In realtà, si tratta di un problema che può condizionare la vita pregiudicando le opportunità sulle quali ciascuno può fare leva. Un problema di cui si occupa il giornalista scientifico Stephen S.Hall nel saggio ''Una questione di statura. Come l'altezza influenza la salute, il futuro e la felicità delle persone'', pubblicato dalla casa editrice Orme. L'aspetto fisico gioca un ruolo sempre più significativo nell'ambito dei rapporti interpersonali. L'apparenza può determinare un punto di forza o di debolezza in virtù del quale si può essere giudicati positivamente oppure si può essere rifiutati. Le persone basse, in molte circostanze, vengono circondate da grandi pregiudizi
che minano le loro potenzialità. La società delle immagini ostacola le loro scelte, le loro possibilità e le loro aspettative. ''In un contesto sociale che si concentra sull'aspetto fisico - spiega l'autore del saggio - e ne esalta le prestazioni, l'altezza costituisce un aspetto della nostra identità che ci viene invariabilmente misurato nel corso di tutta la vita, benché la misura di per sé sia quasi del tutto al di fuori del nostro controllo. In modo nascosto o palese, la nostra statura fisica si ripercuote su quello che siamo e quello che diventeremo''. La statura, infatti, influisce sulle scelte che, magari inconsapevolmente, vengono compiute nel corso della vita. Scelte fondamentali come ad esempio quelle relative alla ricerca del partner o alla ricerca di un lavoro stabile. Il messaggio di Hall, però, si allontana molto dalle convinzioni diffuse nelle società attuali. Secondo le sue ricerche, la bassa statura non è un ostacolo al perseguimento degli obiettivi che chiunque si prefissa durante il suo percorso esistenziale. Malgrado lo svantaggio iniziale, viceversa, ciascuno può realizzare i suoi progetti utilizzando le sue qualità. Lo sviluppo precoce, d'altra parte, non è sempre un indicatore positivo sul quale fare affidamento.

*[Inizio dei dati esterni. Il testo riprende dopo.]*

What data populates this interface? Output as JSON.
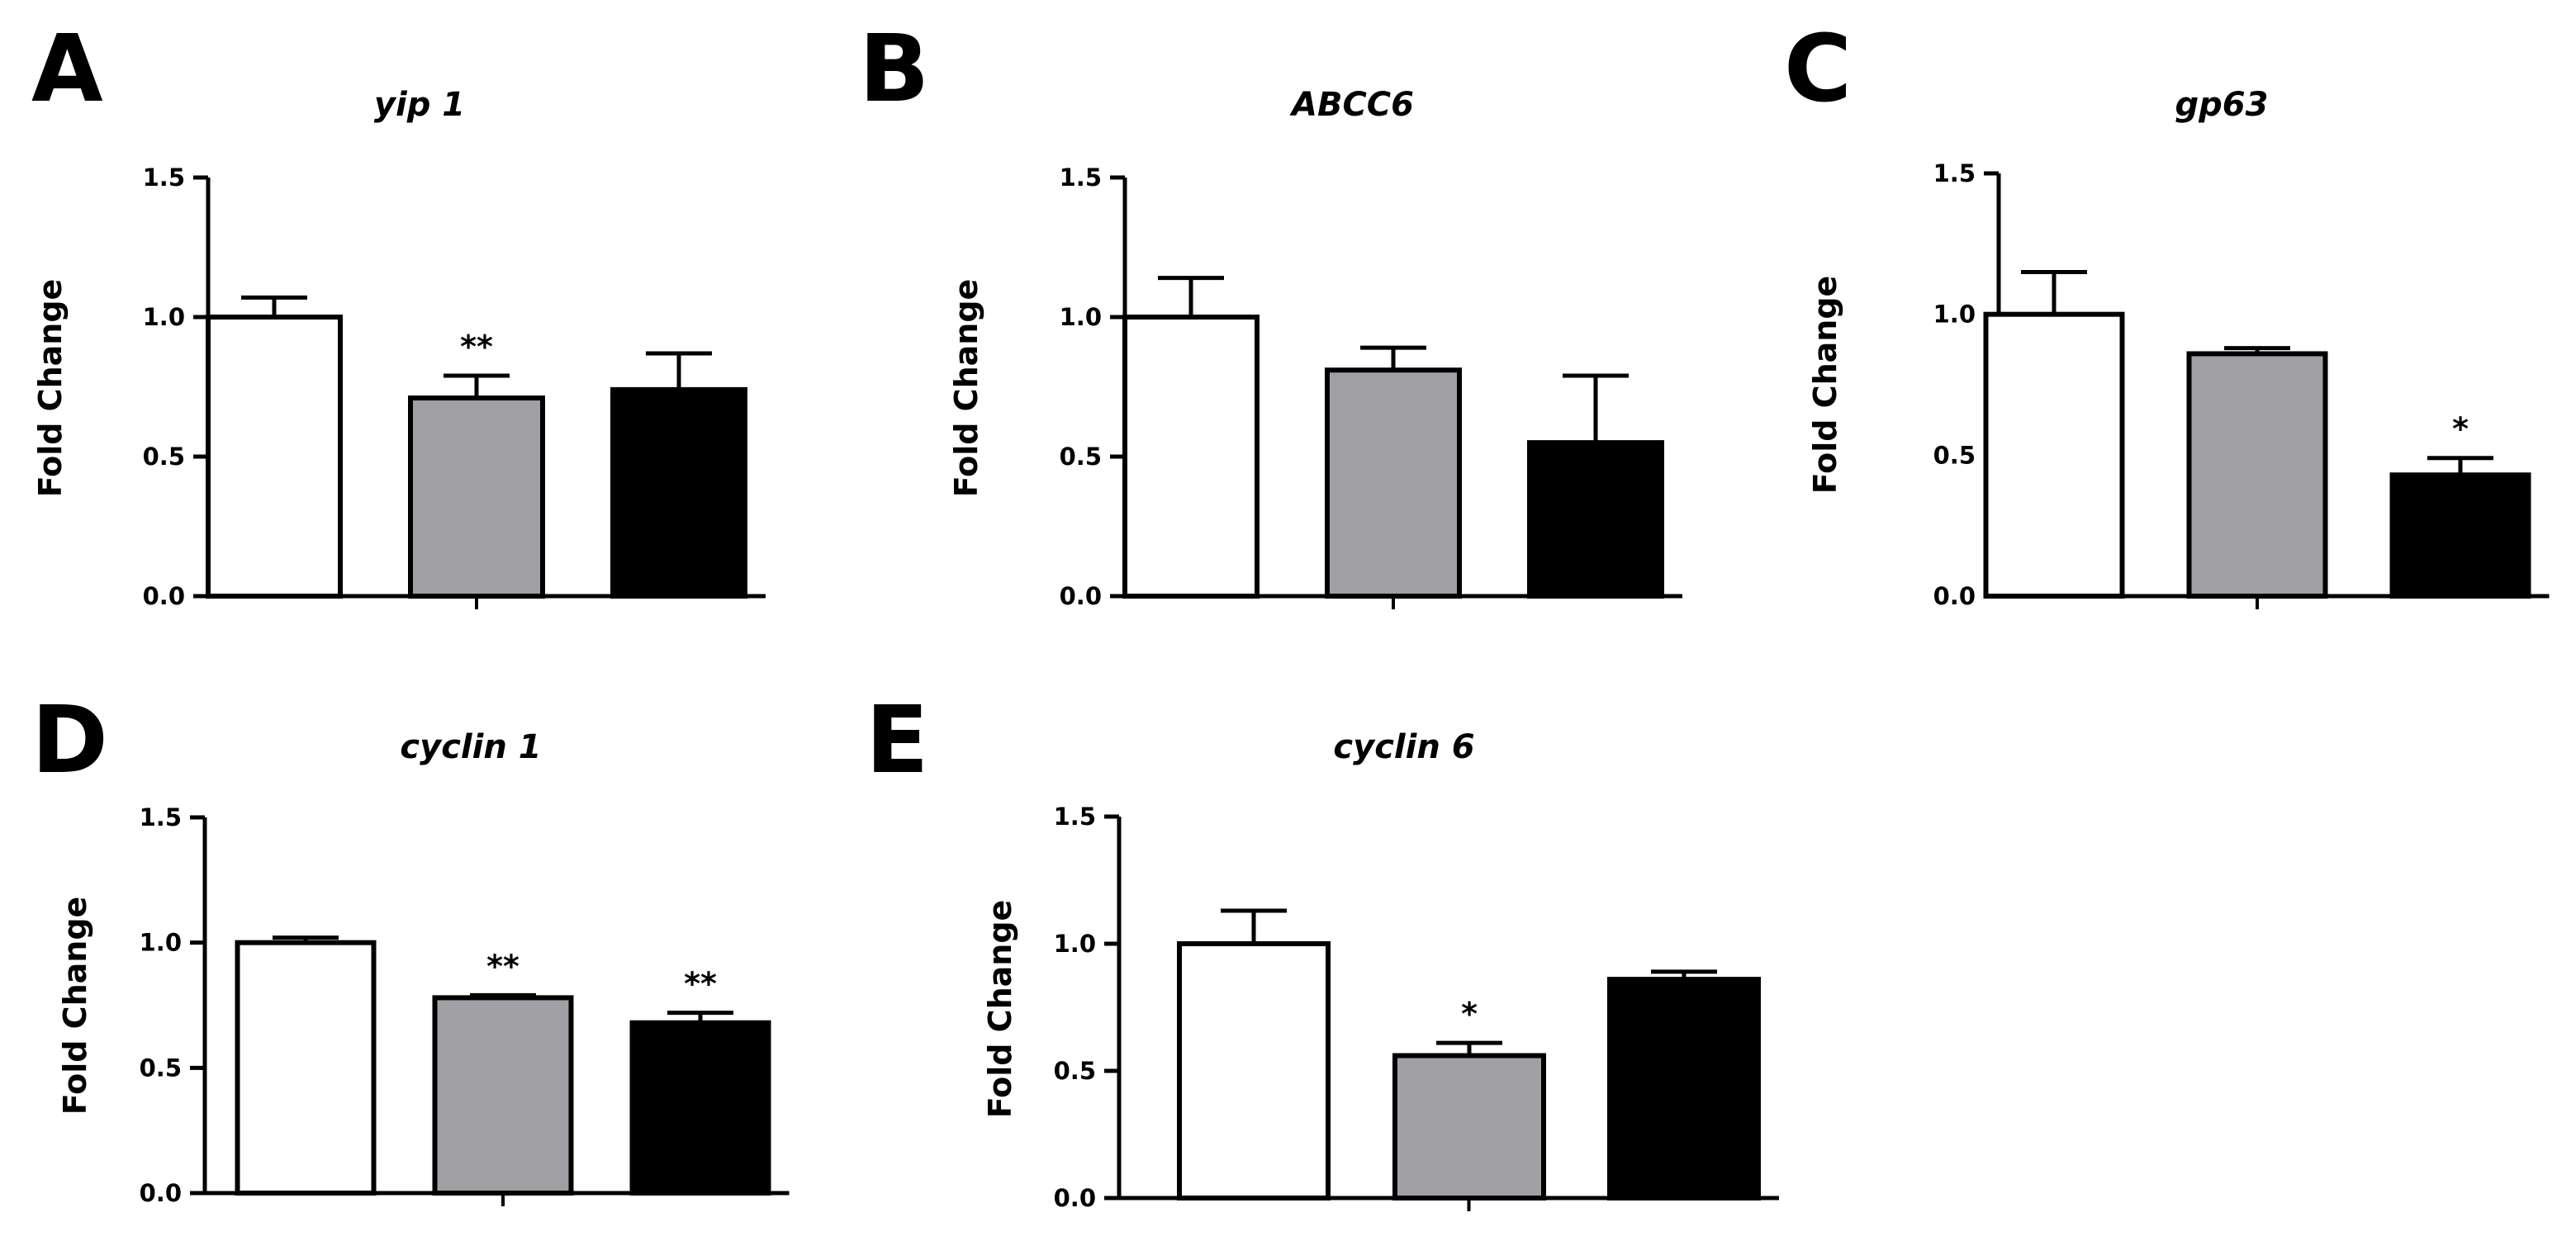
{
  "chart_data": [
    {
      "panel": "A",
      "type": "bar",
      "title": "yip 1",
      "ylabel": "Fold Change",
      "ylim": [
        0,
        1.5
      ],
      "yticks": [
        "0.0",
        "0.5",
        "1.0",
        "1.5"
      ],
      "colors": [
        "#ffffff",
        "#a0a0a4",
        "#000000"
      ],
      "values": [
        1.0,
        0.71,
        0.74
      ],
      "errors": [
        0.07,
        0.08,
        0.13
      ],
      "significance": [
        "",
        "**",
        ""
      ]
    },
    {
      "panel": "B",
      "type": "bar",
      "title": "ABCC6",
      "ylabel": "Fold Change",
      "ylim": [
        0,
        1.5
      ],
      "yticks": [
        "0.0",
        "0.5",
        "1.0",
        "1.5"
      ],
      "colors": [
        "#ffffff",
        "#a0a0a4",
        "#000000"
      ],
      "values": [
        1.0,
        0.81,
        0.55
      ],
      "errors": [
        0.14,
        0.08,
        0.24
      ],
      "significance": [
        "",
        "",
        ""
      ]
    },
    {
      "panel": "C",
      "type": "bar",
      "title": "gp63",
      "ylabel": "Fold Change",
      "ylim": [
        0,
        1.5
      ],
      "yticks": [
        "0.0",
        "0.5",
        "1.0",
        "1.5"
      ],
      "colors": [
        "#ffffff",
        "#a0a0a4",
        "#000000"
      ],
      "values": [
        1.0,
        0.86,
        0.43
      ],
      "errors": [
        0.15,
        0.02,
        0.06
      ],
      "significance": [
        "",
        "",
        "*"
      ]
    },
    {
      "panel": "D",
      "type": "bar",
      "title": "cyclin 1",
      "ylabel": "Fold Change",
      "ylim": [
        0,
        1.5
      ],
      "yticks": [
        "0.0",
        "0.5",
        "1.0",
        "1.5"
      ],
      "colors": [
        "#ffffff",
        "#a0a0a4",
        "#000000"
      ],
      "values": [
        1.0,
        0.78,
        0.68
      ],
      "errors": [
        0.02,
        0.01,
        0.04
      ],
      "significance": [
        "",
        "**",
        "**"
      ]
    },
    {
      "panel": "E",
      "type": "bar",
      "title": "cyclin 6",
      "ylabel": "Fold Change",
      "ylim": [
        0,
        1.5
      ],
      "yticks": [
        "0.0",
        "0.5",
        "1.0",
        "1.5"
      ],
      "colors": [
        "#ffffff",
        "#a0a0a4",
        "#000000"
      ],
      "values": [
        1.0,
        0.56,
        0.86
      ],
      "errors": [
        0.13,
        0.05,
        0.03
      ],
      "significance": [
        "",
        "*",
        ""
      ]
    }
  ]
}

In molti casi esso si rivela come un pericoloso fattore di rischio. ''Certe ricerche sulla biologia - scrive Hall - e i tempi della pubertà sono giunte a concludere che i bambini che maturano prima, e che quindi hanno fatto registrare uno scatto di crescita anticipato, da adulti corrono più rischi di abbandonarsi a comportamenti autodistruttivi quali l'alcolismo, il fumo e l'uso di stupefacenti''. Una persona alta e ben piazzata, insomma, può essere favorita rispetto agli altri. Ma non è sempre detto che l'altezza costituisca un vero elemento di forza che permetta agli 'alti' di prevalere sui 'bassi'.